Q: What is Azure Auto-Scale?

A: Many services in Azure will scale based on utilization; however, it's slightly more complicated for IaaS. With IaaS, you're responsible for the virtual machine content, so there's no guarantee that Azure can just duplicate a virtual machine template and it will work correctly in a multi-instance configuration (although this will change in the future with the resource model). It's possible to enable scaling with IaaS; it works as follows:

  1. You create multiple virtual machines that provide the same service (e.g., multiple virtual machines all running IIS that are part of a load-balanced set).
  2. The virtual machines are part of an Availability Group.
  3. The Availability Group is configured for auto-scale within the Cloud Service, which has configuration for resource utilization goals to control whether virtual machines are started or stopped.

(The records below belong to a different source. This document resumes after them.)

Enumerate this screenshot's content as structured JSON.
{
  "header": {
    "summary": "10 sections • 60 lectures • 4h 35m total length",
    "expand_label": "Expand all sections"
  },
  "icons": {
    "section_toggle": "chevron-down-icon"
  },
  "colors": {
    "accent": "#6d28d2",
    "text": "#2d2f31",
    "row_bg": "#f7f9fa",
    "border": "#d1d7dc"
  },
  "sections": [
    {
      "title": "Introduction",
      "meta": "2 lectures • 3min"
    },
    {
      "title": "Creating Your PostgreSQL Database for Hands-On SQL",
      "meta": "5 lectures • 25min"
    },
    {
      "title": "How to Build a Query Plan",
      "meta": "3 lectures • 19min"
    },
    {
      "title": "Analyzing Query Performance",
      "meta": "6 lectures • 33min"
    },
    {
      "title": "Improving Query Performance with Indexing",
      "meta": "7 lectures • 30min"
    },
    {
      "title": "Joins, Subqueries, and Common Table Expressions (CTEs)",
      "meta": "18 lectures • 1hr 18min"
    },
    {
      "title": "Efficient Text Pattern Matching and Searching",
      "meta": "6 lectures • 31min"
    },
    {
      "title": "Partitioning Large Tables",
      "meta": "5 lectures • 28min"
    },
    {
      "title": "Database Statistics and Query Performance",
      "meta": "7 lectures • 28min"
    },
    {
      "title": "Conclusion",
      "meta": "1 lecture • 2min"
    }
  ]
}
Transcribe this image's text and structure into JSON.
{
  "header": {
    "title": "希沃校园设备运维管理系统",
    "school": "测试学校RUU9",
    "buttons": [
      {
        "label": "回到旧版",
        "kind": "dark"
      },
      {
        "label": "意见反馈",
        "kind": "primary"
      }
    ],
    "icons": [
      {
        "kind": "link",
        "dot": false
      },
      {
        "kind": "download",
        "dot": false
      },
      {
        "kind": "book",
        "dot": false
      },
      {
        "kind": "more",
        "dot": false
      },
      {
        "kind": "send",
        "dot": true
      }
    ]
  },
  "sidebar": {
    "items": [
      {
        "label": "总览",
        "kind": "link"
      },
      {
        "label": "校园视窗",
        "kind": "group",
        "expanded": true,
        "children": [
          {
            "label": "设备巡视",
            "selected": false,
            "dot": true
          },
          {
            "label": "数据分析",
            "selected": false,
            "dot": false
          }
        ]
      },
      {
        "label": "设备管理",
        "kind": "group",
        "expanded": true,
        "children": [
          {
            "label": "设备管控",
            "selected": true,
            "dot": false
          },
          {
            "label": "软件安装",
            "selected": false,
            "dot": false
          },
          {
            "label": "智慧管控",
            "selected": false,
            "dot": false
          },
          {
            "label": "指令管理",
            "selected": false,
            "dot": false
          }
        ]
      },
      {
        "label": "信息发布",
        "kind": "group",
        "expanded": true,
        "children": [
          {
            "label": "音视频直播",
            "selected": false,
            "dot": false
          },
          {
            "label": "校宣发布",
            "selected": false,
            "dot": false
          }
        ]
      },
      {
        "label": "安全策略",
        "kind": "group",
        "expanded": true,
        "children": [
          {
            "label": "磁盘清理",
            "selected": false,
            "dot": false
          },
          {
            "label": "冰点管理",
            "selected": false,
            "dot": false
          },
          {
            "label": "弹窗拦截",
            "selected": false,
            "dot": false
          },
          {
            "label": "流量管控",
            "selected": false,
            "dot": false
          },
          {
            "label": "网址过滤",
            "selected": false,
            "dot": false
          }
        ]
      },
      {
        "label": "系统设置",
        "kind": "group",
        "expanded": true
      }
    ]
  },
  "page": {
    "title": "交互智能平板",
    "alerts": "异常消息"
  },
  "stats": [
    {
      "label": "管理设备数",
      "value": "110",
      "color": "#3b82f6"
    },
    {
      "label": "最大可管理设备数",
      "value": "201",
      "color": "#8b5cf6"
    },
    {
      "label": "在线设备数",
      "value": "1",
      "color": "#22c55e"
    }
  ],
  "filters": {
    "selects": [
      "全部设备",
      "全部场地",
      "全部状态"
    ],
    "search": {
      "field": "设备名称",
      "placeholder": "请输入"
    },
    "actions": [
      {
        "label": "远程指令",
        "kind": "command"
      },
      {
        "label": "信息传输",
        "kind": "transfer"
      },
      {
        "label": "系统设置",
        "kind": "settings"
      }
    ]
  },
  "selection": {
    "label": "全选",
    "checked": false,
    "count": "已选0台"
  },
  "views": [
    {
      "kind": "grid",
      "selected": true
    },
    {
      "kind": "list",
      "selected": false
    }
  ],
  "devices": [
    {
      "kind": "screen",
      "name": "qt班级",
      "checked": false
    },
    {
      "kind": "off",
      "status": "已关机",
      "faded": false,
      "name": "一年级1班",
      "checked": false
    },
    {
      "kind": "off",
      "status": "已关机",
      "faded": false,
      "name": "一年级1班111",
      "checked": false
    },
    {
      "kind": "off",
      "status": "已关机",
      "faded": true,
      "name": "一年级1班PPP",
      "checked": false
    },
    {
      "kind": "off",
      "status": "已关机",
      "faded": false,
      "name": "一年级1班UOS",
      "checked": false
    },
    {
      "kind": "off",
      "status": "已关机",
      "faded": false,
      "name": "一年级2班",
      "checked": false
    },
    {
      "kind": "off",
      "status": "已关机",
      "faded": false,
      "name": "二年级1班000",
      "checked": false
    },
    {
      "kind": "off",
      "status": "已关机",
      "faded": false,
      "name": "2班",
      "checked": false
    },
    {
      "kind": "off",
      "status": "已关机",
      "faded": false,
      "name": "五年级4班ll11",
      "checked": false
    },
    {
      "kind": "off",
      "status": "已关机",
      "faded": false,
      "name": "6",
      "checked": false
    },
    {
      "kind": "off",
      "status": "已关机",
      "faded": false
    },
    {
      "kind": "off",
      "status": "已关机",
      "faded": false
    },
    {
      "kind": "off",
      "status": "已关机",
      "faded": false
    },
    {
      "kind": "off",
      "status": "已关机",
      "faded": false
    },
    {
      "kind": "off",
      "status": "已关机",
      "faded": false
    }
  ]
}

You need to pre-create all the virtual machines; Azure won't create them. After you create multiple machines and they're part of an Availability Group, you can configure the auto-scaling:

  1. Select the Cloud Services workspace and select the Cloud Service that contains the Availability Group.
  2. Select the Scale tab.
  3. Select the Availability Set that you want to configure auto-scale for, which will show the settings for the scale.
  4. For IaaS, you can select the CPU metric to scale by, which allows you to configure the range of virtual machines that can be scaled (minimum and maximum), in addition to the target CPU utilization for the virtual machines, along with the number of virtual machines you need to scale up and down by or you can scale by queue depth with similar options available.
  5. You can select a schedule for when scaling should be applied.
  6. Click Save.

The benefit of auto-scale is it only starts the number of virtual machines required to provide the service capacity needed. Although there's some delay in the scaling actions, you only pay for the instances required, which saves you money. It's important that you have a means to load-balance the service that detects when instances are available (e.g., the load-balancing endpoint).